En las aulas daban clase legendarios profesores como Julio Bascarán, con su largo abrigo desabrochado, el pequeño Hilario, tocándose con un bombín, don Luis Arigo, Jerónimo Rubio, el matemático Antonio Tuñón de Lara, Baldomero Domínguez con sus lentes de muelle o el sabio don Manuel Pérez García, con sus corbata de chalina. 



En otros periodos estuvieron también Antonio Bermejo, que impartía geografía, Florentino Castro, latín, Federico Aragón, Historia Natural, Uldarico del Olmo, Ciencias, y Juan Pogonoski, gimnasia. Se turnaban como bedeles Paco el caja, así llamado porque tocaba el tambor en la banda municipal, Juan Palillos, también músico y Juan Galera, amo y señor de la galería alta donde cursaban las señoritas. Todas las mañanas abrían y cerraban puertas exclamando en voz alta y ceremoniosa; “La hora”.



Todo ese arsenal de funciones y responsabilidades compartidas, lo gobernó el daliense Callejón desde 1912 a 1940, que además impartía la asignatura de Filosofía y Etica, en la que tenía una especial predilección por Leibniz y los pitagóricos.



En las fotografías que se conservan de don Gabriel aparece con cabeza de patricio romano, con su semblante curtido de campesino alpujarreño, de tosca apariencia, rústico vozarrón y hombría de bien, como lo recuerda aún su sobrina nieta Lola Callejón Peralta, como lo recordaba Arturo Medina Padilla, viudo de Celia Viñas, que fue alumno suyo.


El eterno director había nacido en una familia de discretos productores de uva. Inició sus estudios en el Colegio de Berja, bajo la tutela de su tío y arcipreste, Diego Callejón Baena. Después marchó a hacer el Bachillerato a Orihuela y se licenció con Premio Extraordinario en la Facultad de Filosofía y Letras y  después en la de Derecho de Granada. Amplió estudio como pensionado en Alemania, opositó a la cátedra de Psicología, Lógica y Etica y obtuvo plaza en el Instituto de Santander. Hasta que ganó un concurso de traslados para volver a su tierra en 1911.


Además de su intensa y duradera labor docente, Gabriel Callejón fue un influyente hombre de la Dictadura de Primo de Rivera, aunque enfrentado a algunos correligionarios como el terrateniente Antonio González Egea que ostentaba un poder hegemónico. Las cosas cambiaron cuando se produjo una renovación en el partido de La Unión Patriótica -la primera fuerza ideológica entonces- y Callejón fue elegido presidente en 1926. 

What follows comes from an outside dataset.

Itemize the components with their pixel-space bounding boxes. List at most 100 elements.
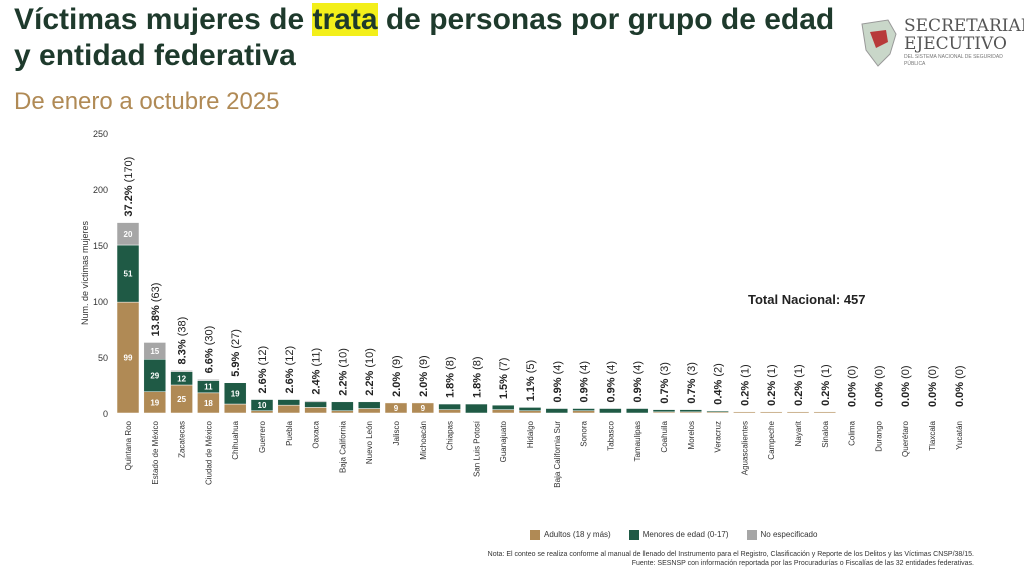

A eso unió en 1929 la presidencia de la Diputación tras dimitir Juan María Madariaga, cuando ya la Dictadura tocaba a su fin. En 1926 fue elegido también presidente de la Cámara Uvera, el principal brazo empresarial de la provincia entonces. Hubo, por tanto, unos cuantos años en los que Almería era don Gabriel, y don Gabriel era Almería, estando al frente de los principales resortes de autoridad de la provincia: el partido, la Diputación, el Instituto y la exportación.  Hasta que la llegada de la República ensombreció su influjo.


Era un católico ferviente, un solterón militante que vivía con su sobrina Emilia y una vieja criada gruñona a la que temía más que al claustro entero; era, a pesar de todo su poder, un anticacique, un antihéroe, que vivía de su sueldo de 300 pesetas mensuales de la época.  Glosaron su figura ligeramente Santisteban y Flores Grano de Oro y con especial rigor, Pedro Martínez Gómez.


Durante la Guerra fue perseguido y vilipendiado por algunos de sus propios compañeros de Instituto, aunque consiguió escapar y esconderse en La Alberquilla de Dalías y después en un cortijo de Terque. Falleció en Madrid en 1940 de leucemia, aún como director del instituto, y dejó por todo legado a sus sobrinos un baúl lleno de libros de metafísica, cuadernos y plumas estilográficas.